San Martino è un paese molto provato: prima l’alluvione ora il Coronavirus. Come uscirne?
“In laetitia nulla die sine cruce! Nella gioia nessun giorno senza la sua Croce” amava dire San Josemaria. Ed è la verità! La gioia della Pasqua, nessuno di noi deve mai dimenticarlo, è il frutto della Croce.

Se nella Chiesa si può cantare Alleluia perché si esplode di gioia nello scoprire che Cristo ha distrutto la morte e ha fatto trionfare la vita è solo perché lui è salito sulla Croce. La gioia di sapere che anche noi risorgeremo con Cristo, che anche noi saremo felici con Cristo per tutta l’eternita, mai ci deve far dimenticare che anche per noi la felicità eterna sarà il frutto della croce di ogni giorno.

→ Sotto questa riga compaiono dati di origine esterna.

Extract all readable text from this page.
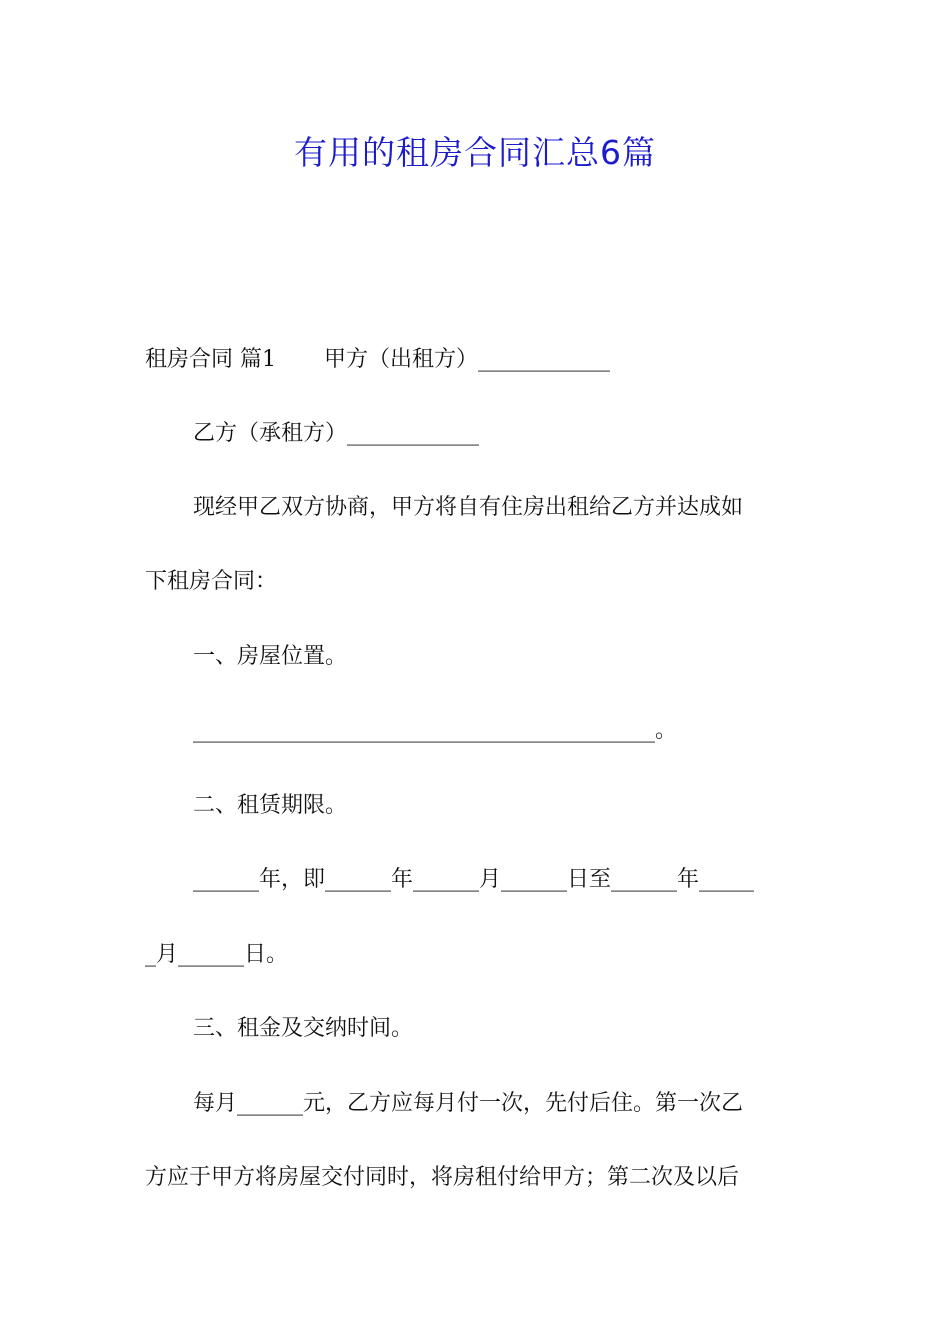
有用的租房合同汇总6篇
租房合同 篇1 甲方（出租方）____________
乙方（承租方）____________
现经甲乙双方协商，甲方将自有住房出租给乙方并达成如
下租房合同：
一、房屋位置。
__________________________________________。
二、租赁期限。
______年，即______年______月______日至______年_____
_月______日。
三、租金及交纳时间。
每月______元，乙方应每月付一次，先付后住。第一次乙
方应于甲方将房屋交付同时，将房租付给甲方；第二次及以后
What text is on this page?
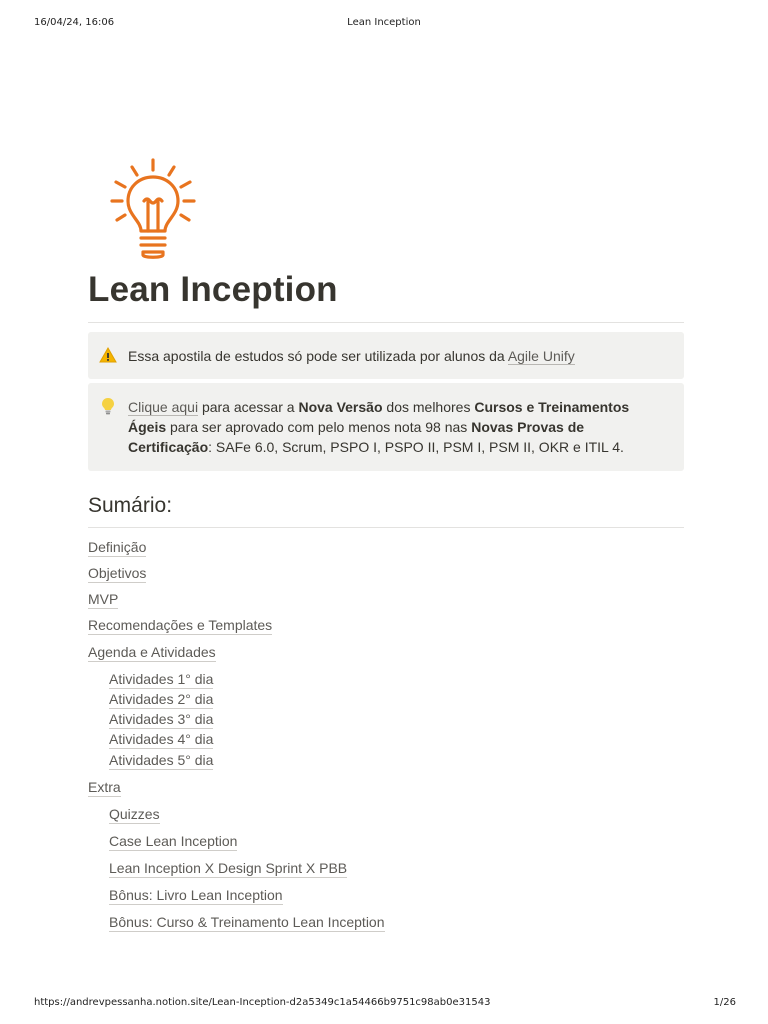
16/04/24, 16:06	Lean Inception
Lean Inception
Essa apostila de estudos só pode ser utilizada por alunos da Agile Unify
Clique aqui para acessar a Nova Versão dos melhores Cursos e Treinamentos Ágeis para ser aprovado com pelo menos nota 98 nas Novas Provas de Certificação: SAFe 6.0, Scrum, PSPO I, PSPO II, PSM I, PSM II, OKR e ITIL 4.
Sumário:
Definição
Objetivos
MVP
Recomendações e Templates
Agenda e Atividades
Atividades 1° dia
Atividades 2° dia
Atividades 3° dia
Atividades 4° dia
Atividades 5° dia
Extra
Quizzes
Case Lean Inception
Lean Inception X Design Sprint X PBB
Bônus: Livro Lean Inception
Bônus: Curso & Treinamento Lean Inception
https://andrevpessanha.notion.site/Lean-Inception-d2a5349c1a54466b9751c98ab0e31543	1/26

Infatti, “la ferma speranza della nostra santificazione personale è un dono di Dio; ma la creatura umana non può rimanere passiva. Ricordate le parole di Gesù: Se qualcuno vuol venire dietro a me, rinneghi se stesso, prenda la sua croce ogni giorno e mi segua (Lc 9, 23). Vedete? La croce ogni giorno. Nulla dies sine cruce!, non un giorno senza croce; non un giorno in cui non portiamo la croce del Signore, in cui non accettiamo il suo giogo.

Proprio per questo, a suo tempo non ho mancato di ricordarvi che la gioia della Risurrezione è la conseguenza del dolore della Croce.” (San Josemaria Escrivà). È solo guardando avanti, illuminati dalla luce della Pasqua, che l’uomo può portare la croce di ogni giorno, è solo ricordando che sulla vetta del Calvario, alla fine della salita non c’è la Croce, ma la Resurrezione, che l’uomo potrò uscire da ogni ostacolo.

San Martino uscirà da tutto questo guardando avanti e facendosi illuminare dalla luce di cristo che ci ricorda che “tutto andrà bene”, non perché non avremo più problemi o difficoltà, ma perché al di là di questa vita Lui per noi ha preparato un’eternità di gloria, dove sarà festa senza fine, dove avremo tutto il bene, dove contempleremo tutto il bello. 

Questa consapevolezza ci deve far risuonare nel cuore le parole di Gesù al figlio della vedova di Nain: “A te dico, alzati!”. San Martino ti dico, Alzati! Perché ti aspettano cieli nuovi e terra nuova e solo portando la croce di ogni giorno ne potrai far parte. San Martino ti dico, Alzati! Perché solo trasformando dando il meglio di te, questo presente, potrai prender parte alla gloria futura.